Michael Benz brings a fresh voice and a range of emotions to Hamlet; there is vitality in even the most famous lines and monologues. Dickon Tyrrell and Miranda Foster’s turns as Claudius and Gertrude and as the goofy actors in the play within the play showed off their great range. Plus, Foster was almost unrecognizable as the Second Gravedigger. Christopher Saul provided many laughs in his roles as Polonius and the First Gravedigger.
The actors also play instruments when they’re not speaking. Sometimes this is used to great effect, as when the eerie sound of a violin bow on a cymbal or the slow beat of a booming bass drum provides an almost cinematic score for an intense scene. Shakespeare’s Globe Theatre always makes entertaining use of music, whether it’s performing songs within the play, serenading the audience in the halls before the show or creating a lively ending to a tragedy that ends with four dead bodies, as in this play.

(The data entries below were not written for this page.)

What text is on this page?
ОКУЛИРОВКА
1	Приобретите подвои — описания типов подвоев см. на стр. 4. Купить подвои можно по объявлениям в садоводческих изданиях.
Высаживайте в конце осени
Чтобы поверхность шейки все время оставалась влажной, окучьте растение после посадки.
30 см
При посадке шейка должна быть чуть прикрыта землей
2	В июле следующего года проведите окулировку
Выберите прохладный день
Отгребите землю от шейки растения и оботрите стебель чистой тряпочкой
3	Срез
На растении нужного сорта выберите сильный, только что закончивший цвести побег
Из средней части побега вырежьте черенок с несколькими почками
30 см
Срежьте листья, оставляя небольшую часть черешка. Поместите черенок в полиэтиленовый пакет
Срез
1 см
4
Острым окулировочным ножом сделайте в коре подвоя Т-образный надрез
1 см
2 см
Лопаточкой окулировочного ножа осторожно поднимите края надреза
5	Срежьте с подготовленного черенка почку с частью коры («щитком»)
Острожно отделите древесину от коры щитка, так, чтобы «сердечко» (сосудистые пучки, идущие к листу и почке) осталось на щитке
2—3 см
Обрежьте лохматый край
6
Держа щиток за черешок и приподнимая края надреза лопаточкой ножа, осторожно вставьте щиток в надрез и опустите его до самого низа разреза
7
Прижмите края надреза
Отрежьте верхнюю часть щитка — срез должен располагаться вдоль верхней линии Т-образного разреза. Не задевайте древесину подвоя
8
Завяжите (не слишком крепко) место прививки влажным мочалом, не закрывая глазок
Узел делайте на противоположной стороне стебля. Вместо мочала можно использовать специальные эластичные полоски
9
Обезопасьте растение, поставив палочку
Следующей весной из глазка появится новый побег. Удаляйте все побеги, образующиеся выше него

All of the outstanding elements of a Shakespeare’s Globe Theatre production — the acting, text interpretation, music and energy — blast forth from a minimalist set and nondescript costuming in this “Hamlet.” The basic, rustic wooden structure provides just the essentials to help the story, like a place to hang a curtain for Polonius to hide behind and eavesdrop on Hamlet and Gertrude. Meanwhile, the aluminum and pink canvas chair stood out like a sore thumb, but its symbolic intent was certainly not as obvious. The early-20th-century wardrobe in drab shades of gray, brown and green — with the exception of a yellow, though not especially cheerful, flowered dress for Ophelia — similarly did nothing to distract from the text. Color and elaborate design are not the ways this story is told.
For those reasons, Director Bill Buckhurst, as well as Giles Block, globe associate – text, and Ng Choon Ping, assistant text work, deserve a special shout-out along with the actors. Artistic Director Dominic Dromgoole has brought Angelenos another impressive theatrical experience and left us longing for the return of Shakespeare’s Globe Theatre next fall.